Adjudication committee
- First opponent: Associate Professor Hege Ersdal, Faculty of Health Sciences, University of Stavanger
- Second opponent: Professor Doris Østergaard, Department of Clinical Medicine, University of Copenhagen, Denmark
- Third member and chair of the evaluation committee: Professor Anne Cathrine Staff, Faculty of Medicine, University of Oslo
Chair of the Defence
Professor II Pål Aksel Næss, Faculty of Medicine, University of Oslo
Principal Supervisor
MD Theresa Mariero Olasveengen, Oslo University Hospital
Summary
During the first minutes of life, the newborn takes its first breaths and aerates the fluid-filled lungs. This marks the start of the transition adapting to life outside the uterus. Health care providers need knowledge and skills to start neonatal resuscitation if the newborn does not spontaneously breathe after birth.
The aim of this thesis was to develop and determine whether a bundled quality improvement initiative consisting of post-event performance-focused debriefings and high-frequency/short duration training (PPV-Refreshers) improves process of care in neonatal resuscitation.
All newborns receiving positive pressure ventilation (PPV) were prospectively video-filmed, and initial performance data guided the development of educational interventions. The videos were also used in debriefings, focusing on guideline adherence and non-technical skills. The PPV-Refreshers were performed in-situ in the resuscitation bay with a newborn manikin and standard equipment.
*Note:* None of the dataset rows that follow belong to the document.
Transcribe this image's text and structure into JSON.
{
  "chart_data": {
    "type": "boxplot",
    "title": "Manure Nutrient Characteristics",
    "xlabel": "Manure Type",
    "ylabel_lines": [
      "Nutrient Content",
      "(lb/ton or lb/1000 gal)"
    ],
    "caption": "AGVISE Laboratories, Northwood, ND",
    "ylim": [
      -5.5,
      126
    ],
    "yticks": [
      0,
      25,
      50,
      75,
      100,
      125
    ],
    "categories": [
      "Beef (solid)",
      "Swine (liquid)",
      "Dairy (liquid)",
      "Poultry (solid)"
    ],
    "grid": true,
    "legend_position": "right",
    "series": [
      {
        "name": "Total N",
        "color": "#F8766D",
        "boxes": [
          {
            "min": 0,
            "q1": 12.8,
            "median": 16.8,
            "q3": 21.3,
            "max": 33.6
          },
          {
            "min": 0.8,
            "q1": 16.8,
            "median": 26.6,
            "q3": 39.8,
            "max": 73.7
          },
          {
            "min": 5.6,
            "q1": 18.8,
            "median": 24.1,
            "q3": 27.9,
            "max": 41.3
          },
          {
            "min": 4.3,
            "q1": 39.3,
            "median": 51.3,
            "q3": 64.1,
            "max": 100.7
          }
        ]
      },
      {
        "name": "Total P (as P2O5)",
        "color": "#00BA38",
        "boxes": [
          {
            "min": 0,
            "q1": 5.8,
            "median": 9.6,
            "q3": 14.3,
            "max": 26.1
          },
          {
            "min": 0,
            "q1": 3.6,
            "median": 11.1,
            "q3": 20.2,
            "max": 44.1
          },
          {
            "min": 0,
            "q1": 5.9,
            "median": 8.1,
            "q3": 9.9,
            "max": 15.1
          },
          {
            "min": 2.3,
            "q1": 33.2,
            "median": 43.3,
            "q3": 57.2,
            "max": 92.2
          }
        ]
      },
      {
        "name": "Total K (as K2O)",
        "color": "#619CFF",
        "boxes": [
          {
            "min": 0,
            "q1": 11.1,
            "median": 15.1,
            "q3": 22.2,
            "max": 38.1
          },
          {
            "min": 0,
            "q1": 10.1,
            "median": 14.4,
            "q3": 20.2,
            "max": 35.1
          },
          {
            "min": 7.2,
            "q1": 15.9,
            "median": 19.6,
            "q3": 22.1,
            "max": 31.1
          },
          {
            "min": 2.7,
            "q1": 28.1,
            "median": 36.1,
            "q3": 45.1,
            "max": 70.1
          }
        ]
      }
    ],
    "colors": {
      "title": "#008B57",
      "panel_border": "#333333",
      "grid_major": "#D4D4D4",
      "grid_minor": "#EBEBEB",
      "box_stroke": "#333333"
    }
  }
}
Four percent of the live born infants received PPV, but need for advanced resuscitation measures such as chest compressions was rare (0.3%). The videos revealed important gaps in knowledge and skills such as; delays in checking the heart rate and initiation of PPV, unnecessary pauses in ventilation, and sub-optimal teamwork. During the study period, 297 PPV-Refreshers and 52 debriefings were completed with >80% of the providers attending at least one session. We found improvement in adherence to guidelines and quality of care (measured by a validated assessment tool), shorter time to spontaneous respiration, and improved Apgar Score at 5 minutes after implementation of debriefings and PPV-Refreshers.
In conclusion, we were able to identify gaps in knowledge by video recordings, and use these to tailor and implement an educational intervention. We observed improvement in adherence to guidelines and quality of care after the implementation.